Without offering any spoilers, let’s just say the finale of Total Darkness is by far the best part of the maze.
This unimpressive paint-and-plywood maze is what remains of Fright Fest’s woeful past, with a host of terrified Mexican villagers direct from central casting running scared from a werewolf-like beast.
A good idea poorly executed, Chupacabra could be much more compelling and frightening if the mythical creature showed up in nearly every scene rather than just at the beginning. Why not have the beast stalk us rather than merely reveal the aftermath of his attacks?
Willoughby’s Garden of Darkness
The third new maze of Fright Fest 2014 was the biggest flop of the night.
For some reason, Magic Mountain decided to swap last year’s miserable spider web-filled Black Widow maze with a horrible ivy-covered Garden of Darkness maze that proved a tremendous waste of time and effort.

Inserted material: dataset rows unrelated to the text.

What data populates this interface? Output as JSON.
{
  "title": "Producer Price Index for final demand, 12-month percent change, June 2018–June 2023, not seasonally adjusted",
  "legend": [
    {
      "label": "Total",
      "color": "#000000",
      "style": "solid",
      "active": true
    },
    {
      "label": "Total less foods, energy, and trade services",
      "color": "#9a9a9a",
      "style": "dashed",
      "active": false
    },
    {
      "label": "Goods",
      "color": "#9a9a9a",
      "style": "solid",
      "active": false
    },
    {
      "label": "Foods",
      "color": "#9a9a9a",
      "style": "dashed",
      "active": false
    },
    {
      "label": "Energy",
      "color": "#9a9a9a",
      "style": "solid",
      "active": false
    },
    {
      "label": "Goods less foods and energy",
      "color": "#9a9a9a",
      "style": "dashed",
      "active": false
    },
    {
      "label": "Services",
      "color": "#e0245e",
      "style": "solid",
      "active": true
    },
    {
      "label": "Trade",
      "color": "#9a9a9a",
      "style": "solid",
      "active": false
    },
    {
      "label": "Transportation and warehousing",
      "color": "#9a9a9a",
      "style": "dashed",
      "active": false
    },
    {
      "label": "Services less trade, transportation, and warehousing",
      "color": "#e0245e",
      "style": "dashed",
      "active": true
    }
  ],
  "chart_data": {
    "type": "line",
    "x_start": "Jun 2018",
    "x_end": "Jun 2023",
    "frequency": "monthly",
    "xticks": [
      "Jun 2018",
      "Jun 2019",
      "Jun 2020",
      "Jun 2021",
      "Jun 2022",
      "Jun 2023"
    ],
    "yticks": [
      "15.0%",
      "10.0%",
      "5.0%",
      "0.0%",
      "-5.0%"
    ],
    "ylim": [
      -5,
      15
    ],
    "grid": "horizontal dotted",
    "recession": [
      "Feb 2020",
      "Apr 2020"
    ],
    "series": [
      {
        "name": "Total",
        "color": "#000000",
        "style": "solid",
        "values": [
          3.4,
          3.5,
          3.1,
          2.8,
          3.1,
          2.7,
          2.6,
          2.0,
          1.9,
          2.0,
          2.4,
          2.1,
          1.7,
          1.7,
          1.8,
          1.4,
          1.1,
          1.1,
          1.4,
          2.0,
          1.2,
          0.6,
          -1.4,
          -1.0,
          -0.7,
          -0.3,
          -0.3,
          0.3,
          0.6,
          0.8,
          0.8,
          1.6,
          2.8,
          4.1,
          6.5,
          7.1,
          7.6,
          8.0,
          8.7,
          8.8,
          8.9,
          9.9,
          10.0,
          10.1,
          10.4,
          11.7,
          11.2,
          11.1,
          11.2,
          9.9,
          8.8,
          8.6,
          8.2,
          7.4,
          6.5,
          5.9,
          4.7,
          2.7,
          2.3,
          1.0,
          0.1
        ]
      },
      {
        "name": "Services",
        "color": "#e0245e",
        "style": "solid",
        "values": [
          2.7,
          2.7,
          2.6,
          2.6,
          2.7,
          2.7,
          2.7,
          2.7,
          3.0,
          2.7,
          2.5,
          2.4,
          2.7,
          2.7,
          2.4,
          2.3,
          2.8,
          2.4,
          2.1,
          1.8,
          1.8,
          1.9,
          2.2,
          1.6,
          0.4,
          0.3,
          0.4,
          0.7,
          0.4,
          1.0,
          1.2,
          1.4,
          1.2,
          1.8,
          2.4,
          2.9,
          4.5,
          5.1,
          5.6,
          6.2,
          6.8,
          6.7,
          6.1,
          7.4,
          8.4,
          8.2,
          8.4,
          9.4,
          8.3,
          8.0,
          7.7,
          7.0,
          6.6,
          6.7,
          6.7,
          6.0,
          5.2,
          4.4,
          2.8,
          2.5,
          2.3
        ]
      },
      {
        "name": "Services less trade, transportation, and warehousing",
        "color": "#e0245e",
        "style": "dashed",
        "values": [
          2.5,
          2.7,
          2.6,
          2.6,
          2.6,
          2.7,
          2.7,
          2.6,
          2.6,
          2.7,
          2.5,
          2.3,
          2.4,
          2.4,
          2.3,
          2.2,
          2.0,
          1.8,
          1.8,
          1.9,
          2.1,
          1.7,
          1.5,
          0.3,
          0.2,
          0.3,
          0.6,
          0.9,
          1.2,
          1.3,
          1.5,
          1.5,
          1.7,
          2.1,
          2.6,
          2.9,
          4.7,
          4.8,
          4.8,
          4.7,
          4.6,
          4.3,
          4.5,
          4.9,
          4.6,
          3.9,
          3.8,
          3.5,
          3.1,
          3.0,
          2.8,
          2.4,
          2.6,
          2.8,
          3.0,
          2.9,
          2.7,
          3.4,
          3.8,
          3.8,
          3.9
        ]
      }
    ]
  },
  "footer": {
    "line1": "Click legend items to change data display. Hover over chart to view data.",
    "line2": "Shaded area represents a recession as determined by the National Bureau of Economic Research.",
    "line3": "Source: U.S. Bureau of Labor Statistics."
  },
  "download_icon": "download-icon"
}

In theory, there’s some back story about a daughter from the nearby Willoughby’s estate who dwells in a haunted garden inhabited by man-eating plants.
In practice, what we got was a maze filled with nothing more than camouflage netting and swamp monsters in ghillie suits, the camo tents worn by soldiers trying to blend into the terrain.
Your average backyard haunt can do better than that.
The Garden of Darkness was not scary, interesting or imaginative. In fact, it was downright lazy and embarrassing.
It looked like Magic Mountain simply reused the leftover camouflage materials from last year’s aptly named Cursed ride queue maze.
Fright Fest 2014 at Six Flags Magic Mountain runs on select Friday, Saturday and Sunday nights through Nov. 1.